Crawl
Walk a domain and return its pages.
marmot crawl <url> [flags…]Providers
firecrawl, tavily. Behavior differs:
- Firecrawl: async — submits a job, returns a task id (or polls when
--wait). - Tavily: sync — runs to completion, server-capped at 150 seconds.
Flags
| Flag | Description |
|---|---|
--provider <slug> | firecrawl or tavily. Falls back to defaults.crawl.provider. |
--api-key <key> | Override the env var. |
--max-pages <n> | Cap pages crawled. |
--max-depth <n> | Discovery depth. |
--instructions <text> | Natural-language guidance (Tavily; doubles cost). |
--include-paths <csv> | Regex patterns of paths to include. |
--exclude-paths <csv> | Regex patterns of paths to exclude. |
--allow-external | Follow off-domain links. |
--wait | Block until done (default for Firecrawl async). |
--async | Submit and return the task id immediately (Firecrawl only). |
--raw | Emit the provider's native response under raw. |
--json | Emit the structured envelope (default). |
--retries <n> | Retry the initial submission up to N times. Polling is unaffected.
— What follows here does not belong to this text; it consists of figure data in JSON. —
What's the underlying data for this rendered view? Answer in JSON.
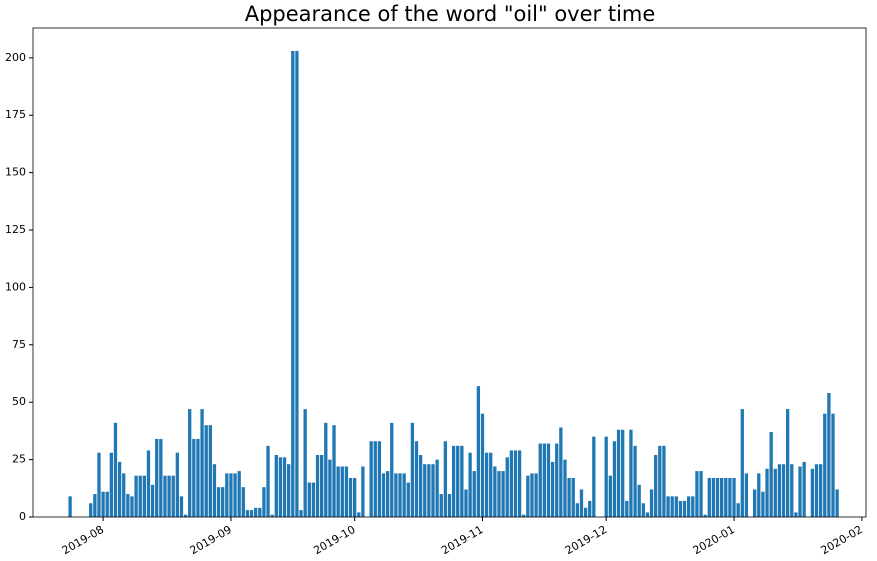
{
  "chart_data": {
    "type": "bar",
    "title": "Appearance of the word \"oil\" over time",
    "color": "#1f77b4",
    "x": [
      "2019-07-24",
      "2019-07-25",
      "2019-07-26",
      "2019-07-27",
      "2019-07-28",
      "2019-07-29",
      "2019-07-30",
      "2019-07-31",
      "2019-08-01",
      "2019-08-02",
      "2019-08-03",
      "2019-08-04",
      "2019-08-05",
      "2019-08-06",
      "2019-08-07",
      "2019-08-08",
      "2019-08-09",
      "2019-08-10",
      "2019-08-11",
      "2019-08-12",
      "2019-08-13",
      "2019-08-14",
      "2019-08-15",
      "2019-08-16",
      "2019-08-17",
      "2019-08-18",
      "2019-08-19",
      "2019-08-20",
      "2019-08-21",
      "2019-08-22",
      "2019-08-23",
      "2019-08-24",
      "2019-08-25",
      "2019-08-26",
      "2019-08-27",
      "2019-08-28",
      "2019-08-29",
      "2019-08-30",
      "2019-08-31",
      "2019-09-01",
      "2019-09-02",
      "2019-09-03",
      "2019-09-04",
      "2019-09-05",
      "2019-09-06",
      "2019-09-07",
      "2019-09-08",
      "2019-09-09",
      "2019-09-10",
      "2019-09-11",
      "2019-09-12",
      "2019-09-13",
      "2019-09-14",
      "2019-09-15",
      "2019-09-16",
      "2019-09-17",
      "2019-09-18",
      "2019-09-19",
      "2019-09-20",
      "2019-09-21",
      "2019-09-22",
      "2019-09-23",
      "2019-09-24",
      "2019-09-25",
      "2019-09-26",
      "2019-09-27",
      "2019-09-28",
      "2019-09-29",
      "2019-09-30",
      "2019-10-01",
      "2019-10-02",
      "2019-10-03",
      "2019-10-04",
      "2019-10-05",
      "2019-10-06",
      "2019-10-07",
      "2019-10-08",
      "2019-10-09",
      "2019-10-10",
      "2019-10-11",
      "2019-10-12",
      "2019-10-13",
      "2019-10-14",
      "2019-10-15",
      "2019-10-16",
      "2019-10-17",
      "2019-10-18",
      "2019-10-19",
      "2019-10-20",
      "2019-10-21",
      "2019-10-22",
      "2019-10-23",
      "2019-10-24",
      "2019-10-25",
      "2019-10-26",
      "2019-10-27",
      "2019-10-28",
      "2019-10-29",
      "2019-10-30",
      "2019-10-31",
      "2019-11-01",
      "2019-11-02",
      "2019-11-03",
      "2019-11-04",
      "2019-11-05",
      "2019-11-06",
      "2019-11-07",
      "2019-11-08",
      "2019-11-09",
      "2019-11-10",
      "2019-11-11",
      "2019-11-12",
      "2019-11-13",
      "2019-11-14",
      "2019-11-15",
      "2019-11-16",
      "2019-11-17",
      "2019-11-18",
      "2019-11-19",
      "2019-11-20",
      "2019-11-21",
      "2019-11-22",
      "2019-11-23",
      "2019-11-24",
      "2019-11-25",
      "2019-11-26",
      "2019-11-27",
      "2019-11-28",
      "2019-11-29",
      "2019-11-30",
      "2019-12-01",
      "2019-12-02",
      "2019-12-03",
      "2019-12-04",
      "2019-12-05",
      "2019-12-06",
      "2019-12-07",
      "2019-12-08",
      "2019-12-09",
      "2019-12-10",
      "2019-12-11",
      "2019-12-12",
      "2019-12-13",
      "2019-12-14",
      "2019-12-15",
      "2019-12-16",
      "2019-12-17",
      "2019-12-18",
      "2019-12-19",
      "2019-12-20",
      "2019-12-21",
      "2019-12-22",
      "2019-12-23",
      "2019-12-24",
      "2019-12-25",
      "2019-12-26",
      "2019-12-27",
      "2019-12-28",
      "2019-12-29",
      "2019-12-30",
      "2019-12-31",
      "2020-01-01",
      "2020-01-02",
      "2020-01-03",
      "2020-01-04",
      "2020-01-05",
      "2020-01-06",
      "2020-01-07",
      "2020-01-08",
      "2020-01-09",
      "2020-01-10",
      "2020-01-11",
      "2020-01-12",
      "2020-01-13",
      "2020-01-14",
      "2020-01-15",
      "2020-01-16",
      "2020-01-17",
      "2020-01-18",
      "2020-01-19",
      "2020-01-20",
      "2020-01-21",
      "2020-01-22",
      "2020-01-23",
      "2020-01-24",
      "2020-01-25",
      "2020-01-26"
    ],
    "values": [
      9,
      0,
      0,
      0,
      0,
      6,
      10,
      28,
      11,
      11,
      28,
      41,
      24,
      19,
      10,
      9,
      18,
      18,
      18,
      29,
      14,
      34,
      34,
      18,
      18,
      18,
      28,
      9,
      1,
      47,
      34,
      34,
      47,
      40,
      40,
      23,
      13,
      13,
      19,
      19,
      19,
      20,
      13,
      3,
      3,
      4,
      4,
      13,
      31,
      1,
      27,
      26,
      26,
      23,
      203,
      203,
      3,
      47,
      15,
      15,
      27,
      27,
      41,
      25,
      40,
      22,
      22,
      22,
      17,
      17,
      2,
      22,
      0,
      33,
      33,
      33,
      19,
      20,
      41,
      19,
      19,
      19,
      15,
      41,
      33,
      27,
      23,
      23,
      23,
      25,
      10,
      33,
      10,
      31,
      31,
      31,
      12,
      28,
      20,
      57,
      45,
      28,
      28,
      22,
      20,
      20,
      26,
      29,
      29,
      29,
      1,
      18,
      19,
      19,
      32,
      32,
      32,
      24,
      32,
      39,
      25,
      17,
      17,
      6,
      12,
      4,
      7,
      35,
      0,
      0,
      35,
      18,
      33,
      38,
      38,
      7,
      38,
      31,
      14,
      6,
      2,
      12,
      27,
      31,
      31,
      9,
      9,
      9,
      7,
      7,
      9,
      9,
      20,
      20,
      1,
      17,
      17,
      17,
      17,
      17,
      17,
      17,
      6,
      47,
      19,
      0,
      12,
      19,
      11,
      21,
      37,
      21,
      23,
      23,
      47,
      23,
      2,
      22,
      24,
      0,
      21,
      23,
      23,
      45,
      54,
      45,
      12
    ],
    "xlim": [
      "2019-07-15",
      "2020-02-02"
    ],
    "xticks": [
      "2019-08",
      "2019-09",
      "2019-10",
      "2019-11",
      "2019-12",
      "2020-01",
      "2020-02"
    ],
    "ylim": [
      0,
      213
    ],
    "yticks": [
      0,
      25,
      50,
      75,
      100,
      125,
      150,
      175,
      200
    ]
  }
}
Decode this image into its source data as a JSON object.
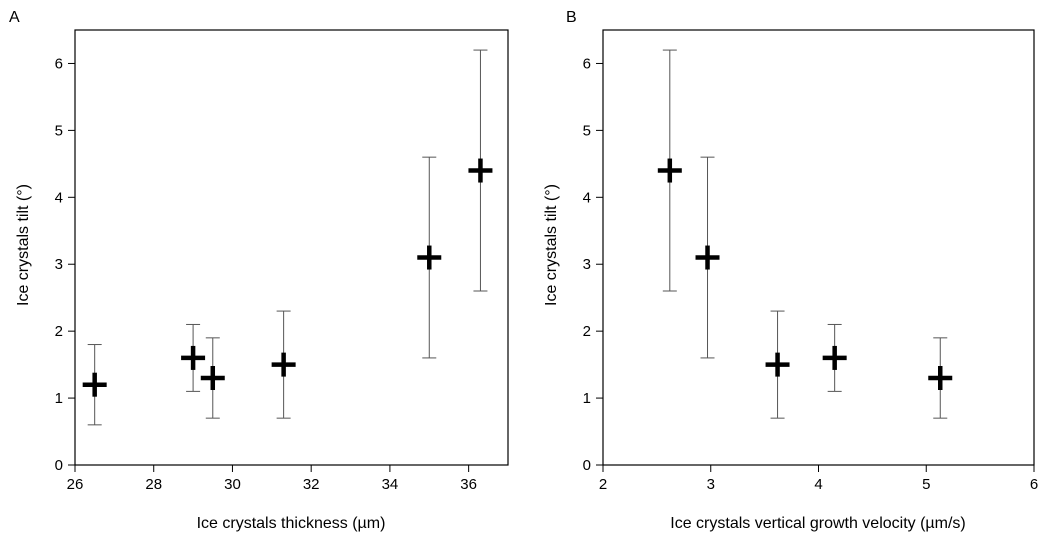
{
  "chart_data": [
    {
      "type": "scatter",
      "panel_label": "A",
      "title": "",
      "xlabel": "Ice crystals thickness (µm)",
      "ylabel": "Ice crystals tilt (°)",
      "xlim": [
        26,
        37
      ],
      "ylim": [
        0,
        6.5
      ],
      "xticks": [
        26,
        28,
        30,
        32,
        34,
        36
      ],
      "yticks": [
        0,
        1,
        2,
        3,
        4,
        5,
        6
      ],
      "grid": false,
      "marker": "plus",
      "color": "#000000",
      "points": [
        {
          "x": 26.5,
          "y": 1.2,
          "ylow": 0.6,
          "yhigh": 1.8
        },
        {
          "x": 29.0,
          "y": 1.6,
          "ylow": 1.1,
          "yhigh": 2.1
        },
        {
          "x": 29.5,
          "y": 1.3,
          "ylow": 0.7,
          "yhigh": 1.9
        },
        {
          "x": 31.3,
          "y": 1.5,
          "ylow": 0.7,
          "yhigh": 2.3
        },
        {
          "x": 35.0,
          "y": 3.1,
          "ylow": 1.6,
          "yhigh": 4.6
        },
        {
          "x": 36.3,
          "y": 4.4,
          "ylow": 2.6,
          "yhigh": 6.2
        }
      ]
    },
    {
      "type": "scatter",
      "panel_label": "B",
      "title": "",
      "xlabel": "Ice crystals vertical growth velocity (µm/s)",
      "ylabel": "Ice crystals tilt (°)",
      "xlim": [
        2,
        6
      ],
      "ylim": [
        0,
        6.5
      ],
      "xticks": [
        2,
        3,
        4,
        5,
        6
      ],
      "yticks": [
        0,
        1,
        2,
        3,
        4,
        5,
        6
      ],
      "grid": false,
      "marker": "plus",
      "color": "#000000",
      "points": [
        {
          "x": 2.62,
          "y": 4.4,
          "ylow": 2.6,
          "yhigh": 6.2
        },
        {
          "x": 2.97,
          "y": 3.1,
          "ylow": 1.6,
          "yhigh": 4.6
        },
        {
          "x": 3.62,
          "y": 1.5,
          "ylow": 0.7,
          "yhigh": 2.3
        },
        {
          "x": 4.15,
          "y": 1.6,
          "ylow": 1.1,
          "yhigh": 2.1
        },
        {
          "x": 5.13,
          "y": 1.3,
          "ylow": 0.7,
          "yhigh": 1.9
        }
      ]
    }
  ]
}
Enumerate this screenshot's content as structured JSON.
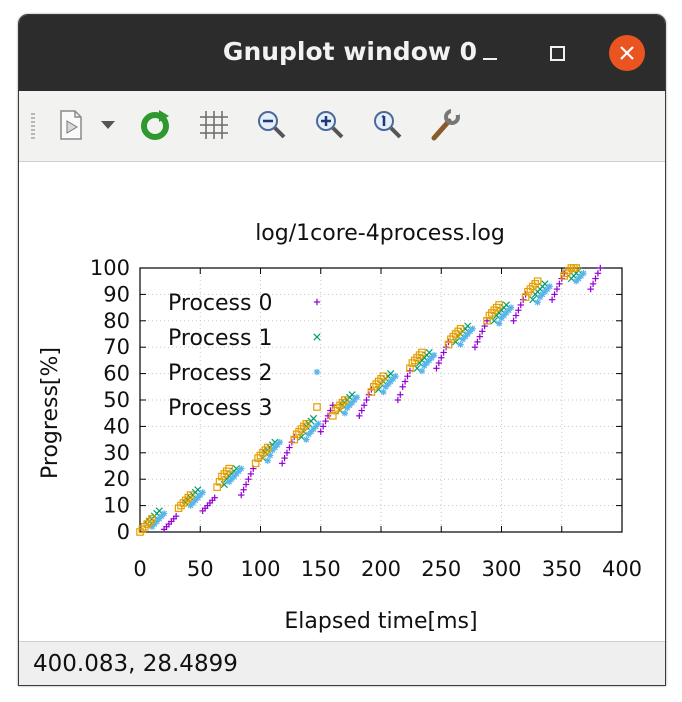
{
  "window": {
    "title": "Gnuplot window 0"
  },
  "toolbar": {
    "items": [
      {
        "name": "copy-to-clipboard",
        "icon": "copy-document-icon"
      },
      {
        "name": "options-dropdown",
        "icon": "chevron-down-icon"
      },
      {
        "name": "replot",
        "icon": "refresh-icon"
      },
      {
        "name": "toggle-grid",
        "icon": "grid-icon"
      },
      {
        "name": "zoom-previous",
        "icon": "zoom-out-icon"
      },
      {
        "name": "zoom-next",
        "icon": "zoom-in-icon"
      },
      {
        "name": "autoscale",
        "icon": "zoom-reset-icon"
      },
      {
        "name": "settings",
        "icon": "wrench-icon"
      }
    ]
  },
  "status": {
    "coords": "400.083,  28.4899"
  },
  "colors": {
    "titlebar": "#2c2c2c",
    "close_button": "#e95420",
    "process0": "#9400d3",
    "process1": "#009e73",
    "process2": "#56b4e9",
    "process3": "#e69f00"
  },
  "chart_data": {
    "type": "scatter",
    "title": "log/1core-4process.log",
    "xlabel": "Elapsed time[ms]",
    "ylabel": "Progress[%]",
    "xlim": [
      0,
      400
    ],
    "ylim": [
      0,
      100
    ],
    "xticks": [
      "0",
      "50",
      "100",
      "150",
      "200",
      "250",
      "300",
      "350",
      "400"
    ],
    "yticks": [
      "0",
      "10",
      "20",
      "30",
      "40",
      "50",
      "60",
      "70",
      "80",
      "90",
      "100"
    ],
    "grid": true,
    "legend_position": "top-left",
    "series": [
      {
        "name": "Process 0",
        "marker": "+",
        "color": "#9400d3",
        "points": [
          [
            20,
            1
          ],
          [
            22,
            2
          ],
          [
            24,
            3
          ],
          [
            26,
            4
          ],
          [
            28,
            5
          ],
          [
            30,
            6
          ],
          [
            52,
            8
          ],
          [
            54,
            9
          ],
          [
            56,
            10
          ],
          [
            58,
            11
          ],
          [
            60,
            12
          ],
          [
            62,
            13
          ],
          [
            84,
            14
          ],
          [
            86,
            16
          ],
          [
            88,
            18
          ],
          [
            90,
            20
          ],
          [
            92,
            22
          ],
          [
            94,
            24
          ],
          [
            118,
            26
          ],
          [
            120,
            28
          ],
          [
            122,
            30
          ],
          [
            124,
            32
          ],
          [
            126,
            34
          ],
          [
            128,
            36
          ],
          [
            150,
            38
          ],
          [
            152,
            40
          ],
          [
            154,
            42
          ],
          [
            156,
            44
          ],
          [
            158,
            46
          ],
          [
            160,
            48
          ],
          [
            182,
            44
          ],
          [
            184,
            46
          ],
          [
            186,
            48
          ],
          [
            188,
            50
          ],
          [
            190,
            52
          ],
          [
            192,
            54
          ],
          [
            214,
            50
          ],
          [
            216,
            52
          ],
          [
            218,
            55
          ],
          [
            220,
            57
          ],
          [
            222,
            59
          ],
          [
            224,
            61
          ],
          [
            246,
            62
          ],
          [
            248,
            64
          ],
          [
            250,
            66
          ],
          [
            252,
            68
          ],
          [
            254,
            70
          ],
          [
            256,
            72
          ],
          [
            278,
            70
          ],
          [
            280,
            72
          ],
          [
            282,
            74
          ],
          [
            284,
            76
          ],
          [
            286,
            78
          ],
          [
            288,
            80
          ],
          [
            310,
            80
          ],
          [
            312,
            82
          ],
          [
            314,
            84
          ],
          [
            316,
            86
          ],
          [
            318,
            88
          ],
          [
            320,
            90
          ],
          [
            342,
            88
          ],
          [
            344,
            90
          ],
          [
            346,
            92
          ],
          [
            348,
            94
          ],
          [
            350,
            96
          ],
          [
            352,
            98
          ],
          [
            374,
            92
          ],
          [
            376,
            94
          ],
          [
            378,
            96
          ],
          [
            380,
            98
          ],
          [
            382,
            100
          ]
        ]
      },
      {
        "name": "Process 1",
        "marker": "x",
        "color": "#009e73",
        "points": [
          [
            6,
            3
          ],
          [
            8,
            4
          ],
          [
            10,
            5
          ],
          [
            12,
            6
          ],
          [
            14,
            7
          ],
          [
            16,
            8
          ],
          [
            38,
            11
          ],
          [
            40,
            12
          ],
          [
            42,
            13
          ],
          [
            44,
            14
          ],
          [
            46,
            15
          ],
          [
            48,
            16
          ],
          [
            70,
            18
          ],
          [
            72,
            20
          ],
          [
            74,
            21
          ],
          [
            76,
            22
          ],
          [
            78,
            23
          ],
          [
            80,
            24
          ],
          [
            102,
            28
          ],
          [
            104,
            30
          ],
          [
            106,
            31
          ],
          [
            108,
            32
          ],
          [
            110,
            33
          ],
          [
            112,
            34
          ],
          [
            134,
            36
          ],
          [
            136,
            38
          ],
          [
            138,
            40
          ],
          [
            140,
            41
          ],
          [
            142,
            42
          ],
          [
            144,
            43
          ],
          [
            166,
            46
          ],
          [
            168,
            48
          ],
          [
            170,
            49
          ],
          [
            172,
            50
          ],
          [
            174,
            51
          ],
          [
            176,
            52
          ],
          [
            198,
            54
          ],
          [
            200,
            56
          ],
          [
            202,
            57
          ],
          [
            204,
            58
          ],
          [
            206,
            59
          ],
          [
            208,
            60
          ],
          [
            230,
            62
          ],
          [
            232,
            64
          ],
          [
            234,
            65
          ],
          [
            236,
            66
          ],
          [
            238,
            67
          ],
          [
            240,
            68
          ],
          [
            262,
            72
          ],
          [
            264,
            74
          ],
          [
            266,
            75
          ],
          [
            268,
            76
          ],
          [
            270,
            77
          ],
          [
            272,
            78
          ],
          [
            294,
            80
          ],
          [
            296,
            82
          ],
          [
            298,
            83
          ],
          [
            300,
            84
          ],
          [
            302,
            85
          ],
          [
            304,
            86
          ],
          [
            326,
            88
          ],
          [
            328,
            90
          ],
          [
            330,
            91
          ],
          [
            332,
            92
          ],
          [
            334,
            93
          ],
          [
            336,
            94
          ],
          [
            358,
            96
          ],
          [
            360,
            97
          ],
          [
            362,
            98
          ],
          [
            364,
            99
          ]
        ]
      },
      {
        "name": "Process 2",
        "marker": "*",
        "color": "#56b4e9",
        "points": [
          [
            10,
            2
          ],
          [
            12,
            3
          ],
          [
            14,
            4
          ],
          [
            16,
            5
          ],
          [
            18,
            6
          ],
          [
            20,
            7
          ],
          [
            42,
            10
          ],
          [
            44,
            11
          ],
          [
            46,
            12
          ],
          [
            48,
            13
          ],
          [
            50,
            14
          ],
          [
            52,
            15
          ],
          [
            74,
            19
          ],
          [
            76,
            20
          ],
          [
            78,
            21
          ],
          [
            80,
            22
          ],
          [
            82,
            23
          ],
          [
            84,
            24
          ],
          [
            106,
            27
          ],
          [
            108,
            29
          ],
          [
            110,
            31
          ],
          [
            112,
            32
          ],
          [
            114,
            33
          ],
          [
            116,
            34
          ],
          [
            138,
            35
          ],
          [
            140,
            37
          ],
          [
            142,
            38
          ],
          [
            144,
            39
          ],
          [
            146,
            40
          ],
          [
            148,
            41
          ],
          [
            170,
            45
          ],
          [
            172,
            47
          ],
          [
            174,
            48
          ],
          [
            176,
            49
          ],
          [
            178,
            50
          ],
          [
            180,
            51
          ],
          [
            202,
            53
          ],
          [
            204,
            55
          ],
          [
            206,
            56
          ],
          [
            208,
            57
          ],
          [
            210,
            58
          ],
          [
            212,
            59
          ],
          [
            234,
            61
          ],
          [
            236,
            63
          ],
          [
            238,
            64
          ],
          [
            240,
            65
          ],
          [
            242,
            66
          ],
          [
            244,
            67
          ],
          [
            266,
            71
          ],
          [
            268,
            73
          ],
          [
            270,
            74
          ],
          [
            272,
            75
          ],
          [
            274,
            76
          ],
          [
            276,
            77
          ],
          [
            298,
            79
          ],
          [
            300,
            81
          ],
          [
            302,
            82
          ],
          [
            304,
            83
          ],
          [
            306,
            84
          ],
          [
            308,
            85
          ],
          [
            330,
            87
          ],
          [
            332,
            89
          ],
          [
            334,
            90
          ],
          [
            336,
            91
          ],
          [
            338,
            92
          ],
          [
            340,
            93
          ],
          [
            362,
            95
          ],
          [
            364,
            96
          ],
          [
            366,
            97
          ],
          [
            368,
            98
          ]
        ]
      },
      {
        "name": "Process 3",
        "marker": "square",
        "color": "#e69f00",
        "points": [
          [
            0,
            0
          ],
          [
            2,
            1
          ],
          [
            4,
            2
          ],
          [
            6,
            3
          ],
          [
            8,
            4
          ],
          [
            10,
            5
          ],
          [
            32,
            9
          ],
          [
            34,
            10
          ],
          [
            36,
            11
          ],
          [
            38,
            12
          ],
          [
            40,
            13
          ],
          [
            42,
            14
          ],
          [
            64,
            17
          ],
          [
            66,
            19
          ],
          [
            68,
            21
          ],
          [
            70,
            22
          ],
          [
            72,
            23
          ],
          [
            74,
            24
          ],
          [
            96,
            26
          ],
          [
            98,
            28
          ],
          [
            100,
            29
          ],
          [
            102,
            30
          ],
          [
            104,
            31
          ],
          [
            106,
            32
          ],
          [
            128,
            35
          ],
          [
            130,
            37
          ],
          [
            132,
            38
          ],
          [
            134,
            39
          ],
          [
            136,
            40
          ],
          [
            138,
            41
          ],
          [
            160,
            44
          ],
          [
            162,
            46
          ],
          [
            164,
            47
          ],
          [
            166,
            48
          ],
          [
            168,
            49
          ],
          [
            170,
            50
          ],
          [
            192,
            53
          ],
          [
            194,
            55
          ],
          [
            196,
            56
          ],
          [
            198,
            57
          ],
          [
            200,
            58
          ],
          [
            202,
            59
          ],
          [
            224,
            62
          ],
          [
            226,
            64
          ],
          [
            228,
            65
          ],
          [
            230,
            66
          ],
          [
            232,
            67
          ],
          [
            234,
            68
          ],
          [
            256,
            71
          ],
          [
            258,
            73
          ],
          [
            260,
            74
          ],
          [
            262,
            75
          ],
          [
            264,
            76
          ],
          [
            266,
            77
          ],
          [
            288,
            80
          ],
          [
            290,
            82
          ],
          [
            292,
            83
          ],
          [
            294,
            84
          ],
          [
            296,
            85
          ],
          [
            298,
            86
          ],
          [
            320,
            89
          ],
          [
            322,
            91
          ],
          [
            324,
            92
          ],
          [
            326,
            93
          ],
          [
            328,
            94
          ],
          [
            330,
            95
          ],
          [
            352,
            97
          ],
          [
            354,
            98
          ],
          [
            356,
            99
          ],
          [
            358,
            100
          ],
          [
            360,
            100
          ],
          [
            362,
            100
          ]
        ]
      }
    ]
  }
}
Default 0, max 10. |
--timeout <seconds> | Per-attempt submit timeout. Default 120. |
Async behavior
When Firecrawl is the provider, the call is async. Default is --wait (poll until done). Pass --async to get the task id immediately and follow up with marmot get <id>.
See Async tasks.
Presets
crawl-mode presets accept url, maxPages, maxDepth, instructions (concat), includePaths, excludePaths, allowExternal, wait, async, output, raw, retries, timeout, session. The positional URL is optional when the preset supplies it. New negation flags: --no-allow-external, --no-wait, --no-async, --no-raw.
--instructions switches replace → concatenate (Breaking, 0.7.0): a preset's instructions plus a runtime --instructions now compose with \n\n instead of dropping the preset value.
marmot preset create site-crawl --mode crawl --provider firecrawl \
--max-pages 100 --instructions "Skip auth pages"
marmot @site-crawl https://example.com --instructions "and skip /admin"Config keys
{ "defaults": { "crawl": { "provider": "firecrawl" } } }